The European Central Bank left its key interest rates unchanged in its first policy session after "Brexit", as euro area policymakers wait for more data to assess the exact depth of the impact of the historic event.

The bank maintained interest rates for a third straight policy session.

The 25-member Governing Council, led by ECB President Mario Draghi, left the benchmark interest rate - the refi, unchanged at a record low zero percent, after the policy session in Frankfurt.

Previously, the refi rate was kept unchanged in April, after a surprise five-basis point reduction in March.

The deposit rate was kept steady at -0.40 percent, where it has been since a 10 basis points reduction in March.

The marginal lending facility rate was maintained at 0.25 percent, after a five basis point-cut in March.

The Governing Council continues to expect the key ECB interest rates to remain at present or lower levels for an extended period of time, and well past the horizon of the net asset purchases, the bank said in a statement.

Further, the bank confirmed that the monthly asset purchases of EUR 80 billion are intended to run until the end of March 2017, or beyond, if necessary, and in any case until it sees a sustained adjustment in the path of inflation consistent with its inflation aim.

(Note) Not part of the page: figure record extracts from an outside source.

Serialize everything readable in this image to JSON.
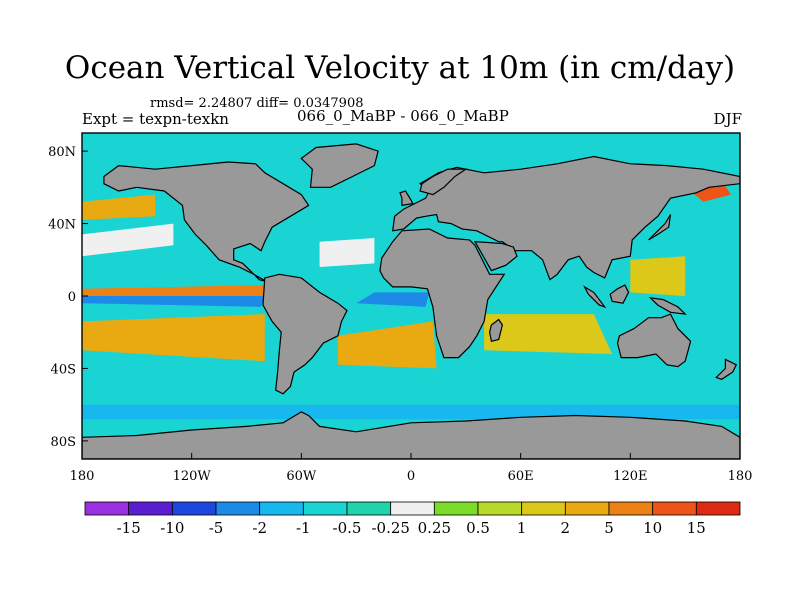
{
  "header": {
    "title": "Ocean Vertical Velocity at 10m (in cm/day)",
    "stats": "rmsd= 2.24807 diff= 0.0347908",
    "experiment": "Expt = texpn-texkn",
    "runs": "066_0_MaBP - 066_0_MaBP",
    "season": "DJF"
  },
  "map": {
    "lon_range": [
      -180,
      180
    ],
    "lat_range": [
      -90,
      90
    ],
    "lon_ticks": [
      {
        "value": -180,
        "label": "180"
      },
      {
        "value": -120,
        "label": "120W"
      },
      {
        "value": -60,
        "label": "60W"
      },
      {
        "value": 0,
        "label": "0"
      },
      {
        "value": 60,
        "label": "60E"
      },
      {
        "value": 120,
        "label": "120E"
      },
      {
        "value": 180,
        "label": "180"
      }
    ],
    "lat_ticks": [
      {
        "value": 80,
        "label": "80N"
      },
      {
        "value": 40,
        "label": "40N"
      },
      {
        "value": 0,
        "label": "0"
      },
      {
        "value": -40,
        "label": "40S"
      },
      {
        "value": -80,
        "label": "80S"
      }
    ],
    "land_color": "#999999",
    "continents": [
      {
        "name": "north-america",
        "points": [
          [
            -168,
            66
          ],
          [
            -160,
            72
          ],
          [
            -140,
            70
          ],
          [
            -120,
            72
          ],
          [
            -100,
            74
          ],
          [
            -85,
            73
          ],
          [
            -80,
            68
          ],
          [
            -70,
            62
          ],
          [
            -60,
            56
          ],
          [
            -56,
            50
          ],
          [
            -66,
            44
          ],
          [
            -76,
            38
          ],
          [
            -80,
            30
          ],
          [
            -82,
            25
          ],
          [
            -88,
            29
          ],
          [
            -97,
            26
          ],
          [
            -97,
            20
          ],
          [
            -92,
            18
          ],
          [
            -88,
            14
          ],
          [
            -83,
            9
          ],
          [
            -79,
            8
          ],
          [
            -86,
            12
          ],
          [
            -94,
            16
          ],
          [
            -105,
            20
          ],
          [
            -112,
            28
          ],
          [
            -118,
            34
          ],
          [
            -124,
            42
          ],
          [
            -125,
            50
          ],
          [
            -135,
            58
          ],
          [
            -150,
            60
          ],
          [
            -160,
            58
          ],
          [
            -168,
            62
          ]
        ]
      },
      {
        "name": "greenland",
        "points": [
          [
            -55,
            60
          ],
          [
            -44,
            60
          ],
          [
            -32,
            66
          ],
          [
            -20,
            72
          ],
          [
            -18,
            80
          ],
          [
            -30,
            84
          ],
          [
            -52,
            82
          ],
          [
            -60,
            76
          ],
          [
            -54,
            70
          ]
        ]
      },
      {
        "name": "south-america",
        "points": [
          [
            -80,
            10
          ],
          [
            -72,
            12
          ],
          [
            -60,
            10
          ],
          [
            -50,
            2
          ],
          [
            -40,
            -4
          ],
          [
            -35,
            -8
          ],
          [
            -38,
            -14
          ],
          [
            -40,
            -22
          ],
          [
            -48,
            -26
          ],
          [
            -54,
            -34
          ],
          [
            -58,
            -38
          ],
          [
            -64,
            -42
          ],
          [
            -66,
            -50
          ],
          [
            -70,
            -54
          ],
          [
            -74,
            -52
          ],
          [
            -73,
            -42
          ],
          [
            -72,
            -30
          ],
          [
            -71,
            -20
          ],
          [
            -76,
            -14
          ],
          [
            -81,
            -5
          ]
        ]
      },
      {
        "name": "africa",
        "points": [
          [
            -17,
            14
          ],
          [
            -16,
            21
          ],
          [
            -10,
            30
          ],
          [
            -5,
            36
          ],
          [
            10,
            37
          ],
          [
            20,
            32
          ],
          [
            32,
            31
          ],
          [
            35,
            28
          ],
          [
            43,
            12
          ],
          [
            51,
            12
          ],
          [
            42,
            -2
          ],
          [
            40,
            -14
          ],
          [
            36,
            -22
          ],
          [
            32,
            -28
          ],
          [
            26,
            -34
          ],
          [
            18,
            -34
          ],
          [
            14,
            -22
          ],
          [
            12,
            -6
          ],
          [
            9,
            4
          ],
          [
            0,
            5
          ],
          [
            -10,
            5
          ],
          [
            -15,
            10
          ]
        ]
      },
      {
        "name": "eurasia",
        "points": [
          [
            -10,
            36
          ],
          [
            -9,
            44
          ],
          [
            -4,
            48
          ],
          [
            2,
            51
          ],
          [
            8,
            54
          ],
          [
            10,
            58
          ],
          [
            5,
            62
          ],
          [
            15,
            68
          ],
          [
            25,
            71
          ],
          [
            40,
            68
          ],
          [
            60,
            70
          ],
          [
            80,
            73
          ],
          [
            100,
            77
          ],
          [
            120,
            73
          ],
          [
            140,
            72
          ],
          [
            160,
            70
          ],
          [
            180,
            66
          ],
          [
            180,
            62
          ],
          [
            163,
            60
          ],
          [
            156,
            57
          ],
          [
            142,
            54
          ],
          [
            135,
            44
          ],
          [
            128,
            38
          ],
          [
            121,
            31
          ],
          [
            120,
            22
          ],
          [
            110,
            20
          ],
          [
            106,
            10
          ],
          [
            100,
            13
          ],
          [
            96,
            16
          ],
          [
            92,
            22
          ],
          [
            86,
            20
          ],
          [
            80,
            12
          ],
          [
            76,
            9
          ],
          [
            72,
            20
          ],
          [
            66,
            25
          ],
          [
            57,
            25
          ],
          [
            50,
            30
          ],
          [
            48,
            30
          ],
          [
            36,
            36
          ],
          [
            28,
            37
          ],
          [
            22,
            40
          ],
          [
            15,
            41
          ],
          [
            14,
            45
          ],
          [
            8,
            44
          ],
          [
            3,
            43
          ],
          [
            -4,
            37
          ]
        ]
      },
      {
        "name": "arabia",
        "points": [
          [
            35,
            30
          ],
          [
            44,
            14
          ],
          [
            52,
            17
          ],
          [
            58,
            22
          ],
          [
            56,
            27
          ],
          [
            50,
            29
          ]
        ]
      },
      {
        "name": "madagascar",
        "points": [
          [
            44,
            -16
          ],
          [
            48,
            -13
          ],
          [
            50,
            -16
          ],
          [
            48,
            -24
          ],
          [
            44,
            -25
          ],
          [
            43,
            -20
          ]
        ]
      },
      {
        "name": "australia",
        "points": [
          [
            114,
            -22
          ],
          [
            122,
            -18
          ],
          [
            130,
            -12
          ],
          [
            137,
            -12
          ],
          [
            142,
            -10
          ],
          [
            146,
            -18
          ],
          [
            153,
            -25
          ],
          [
            150,
            -36
          ],
          [
            146,
            -39
          ],
          [
            140,
            -38
          ],
          [
            134,
            -32
          ],
          [
            124,
            -34
          ],
          [
            115,
            -34
          ],
          [
            113,
            -26
          ]
        ]
      },
      {
        "name": "borneo",
        "points": [
          [
            109,
            1
          ],
          [
            113,
            4
          ],
          [
            117,
            6
          ],
          [
            119,
            2
          ],
          [
            116,
            -4
          ],
          [
            110,
            -3
          ]
        ]
      },
      {
        "name": "sumatra",
        "points": [
          [
            95,
            5
          ],
          [
            100,
            2
          ],
          [
            106,
            -6
          ],
          [
            103,
            -5
          ],
          [
            97,
            1
          ]
        ]
      },
      {
        "name": "new-guinea",
        "points": [
          [
            131,
            -1
          ],
          [
            138,
            -2
          ],
          [
            146,
            -6
          ],
          [
            150,
            -10
          ],
          [
            142,
            -9
          ],
          [
            135,
            -5
          ]
        ]
      },
      {
        "name": "japan",
        "points": [
          [
            130,
            31
          ],
          [
            135,
            34
          ],
          [
            141,
            38
          ],
          [
            142,
            45
          ],
          [
            139,
            40
          ],
          [
            133,
            34
          ]
        ]
      },
      {
        "name": "uk",
        "points": [
          [
            -5,
            50
          ],
          [
            1,
            51
          ],
          [
            0,
            53
          ],
          [
            -3,
            58
          ],
          [
            -6,
            57
          ],
          [
            -5,
            54
          ]
        ]
      },
      {
        "name": "scandinavia-arm",
        "points": [
          [
            5,
            58
          ],
          [
            12,
            56
          ],
          [
            18,
            60
          ],
          [
            24,
            66
          ],
          [
            30,
            70
          ],
          [
            20,
            70
          ],
          [
            12,
            66
          ],
          [
            6,
            62
          ]
        ]
      },
      {
        "name": "new-zealand",
        "points": [
          [
            172,
            -35
          ],
          [
            178,
            -38
          ],
          [
            176,
            -42
          ],
          [
            170,
            -46
          ],
          [
            167,
            -45
          ],
          [
            172,
            -40
          ]
        ]
      },
      {
        "name": "antarctica",
        "points": [
          [
            -180,
            -90
          ],
          [
            -180,
            -78
          ],
          [
            -150,
            -77
          ],
          [
            -120,
            -74
          ],
          [
            -90,
            -72
          ],
          [
            -70,
            -70
          ],
          [
            -60,
            -64
          ],
          [
            -56,
            -66
          ],
          [
            -50,
            -72
          ],
          [
            -30,
            -75
          ],
          [
            0,
            -70
          ],
          [
            30,
            -69
          ],
          [
            60,
            -67
          ],
          [
            90,
            -66
          ],
          [
            120,
            -67
          ],
          [
            150,
            -69
          ],
          [
            170,
            -72
          ],
          [
            180,
            -78
          ],
          [
            180,
            -90
          ]
        ]
      }
    ],
    "ocean_fields": [
      {
        "level": "5 to 10",
        "points": [
          [
            -180,
            4
          ],
          [
            -80,
            6
          ],
          [
            -80,
            0
          ],
          [
            -180,
            -2
          ]
        ]
      },
      {
        "level": "-5 to -2",
        "points": [
          [
            -180,
            0
          ],
          [
            -80,
            0
          ],
          [
            -82,
            -6
          ],
          [
            -180,
            -4
          ]
        ]
      },
      {
        "level": "-5 to -2",
        "points": [
          [
            -20,
            2
          ],
          [
            10,
            2
          ],
          [
            8,
            -6
          ],
          [
            -30,
            -4
          ]
        ]
      },
      {
        "level": "2 to 5",
        "points": [
          [
            -180,
            -14
          ],
          [
            -80,
            -10
          ],
          [
            -80,
            -36
          ],
          [
            -180,
            -30
          ]
        ]
      },
      {
        "level": "2 to 5",
        "points": [
          [
            -40,
            -22
          ],
          [
            12,
            -14
          ],
          [
            14,
            -40
          ],
          [
            -40,
            -38
          ]
        ]
      },
      {
        "level": "1 to 2",
        "points": [
          [
            40,
            -10
          ],
          [
            100,
            -10
          ],
          [
            110,
            -32
          ],
          [
            40,
            -30
          ]
        ]
      },
      {
        "level": "-1 to -0.5",
        "points": [
          [
            -180,
            -44
          ],
          [
            180,
            -44
          ],
          [
            180,
            -58
          ],
          [
            -180,
            -58
          ]
        ]
      },
      {
        "level": "-2 to -1",
        "points": [
          [
            -180,
            -60
          ],
          [
            180,
            -60
          ],
          [
            180,
            -68
          ],
          [
            -180,
            -68
          ]
        ]
      },
      {
        "level": "-0.25 to 0.25",
        "points": [
          [
            -180,
            34
          ],
          [
            -130,
            40
          ],
          [
            -130,
            28
          ],
          [
            -180,
            22
          ]
        ]
      },
      {
        "level": "-0.25 to 0.25",
        "points": [
          [
            -50,
            30
          ],
          [
            -20,
            32
          ],
          [
            -20,
            18
          ],
          [
            -50,
            16
          ]
        ]
      },
      {
        "level": "10 to 15",
        "points": [
          [
            150,
            60
          ],
          [
            170,
            64
          ],
          [
            175,
            56
          ],
          [
            160,
            52
          ]
        ]
      },
      {
        "level": "2 to 5",
        "points": [
          [
            -180,
            52
          ],
          [
            -140,
            56
          ],
          [
            -140,
            44
          ],
          [
            -180,
            42
          ]
        ]
      },
      {
        "level": "1 to 2",
        "points": [
          [
            120,
            20
          ],
          [
            150,
            22
          ],
          [
            150,
            0
          ],
          [
            120,
            2
          ]
        ]
      }
    ]
  },
  "colorbar": {
    "colors": [
      "#9b30e0",
      "#5a1ed0",
      "#1e46e0",
      "#1e8ae8",
      "#16b8ee",
      "#1ad4d4",
      "#1fd4aa",
      "#f0f0f0",
      "#7adc28",
      "#b8d82a",
      "#dcc818",
      "#e8aa10",
      "#ec8216",
      "#ec5418",
      "#de2a10"
    ],
    "labels": [
      "-15",
      "-10",
      "-5",
      "-2",
      "-1",
      "-0.5",
      "-0.25",
      "0.25",
      "0.5",
      "1",
      "2",
      "5",
      "10",
      "15"
    ]
  }
}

In the June 23rd referendum, 52 percent Britons voted to leave the European Union in a surprise move. "Brexit" is expected to create a huge negative shock for the U.K. economy, and simultaneously slow the euro area recovery.

Draghi is widely expected to signal more stimulus during his post-decision press conference set to begin at 8.30 am ET.

"Given widespread fears that the Bank is reaching its limits, he may also outline some of the specific policies that would allow further loosening, such as dropping the restriction that only bonds yielding above the deposit rate are eligible for purchase," Capital Economics economist Jennifer McKeown said.

"It is even possible that the bank will do away with its capital key restriction in favor of buying bonds in proportion to the stock of outstanding debt, but this is much less likely."

The bank began purchasing corporate bonds in June, under its asset purchase plan to buy EUR 80 billion bonds a month. The first of the four auctions under the second round of targeted longer-term refinancing operations, or TLTRO II, was held in June, in which about EUR 399 billion was lent. These loans will mature in four years.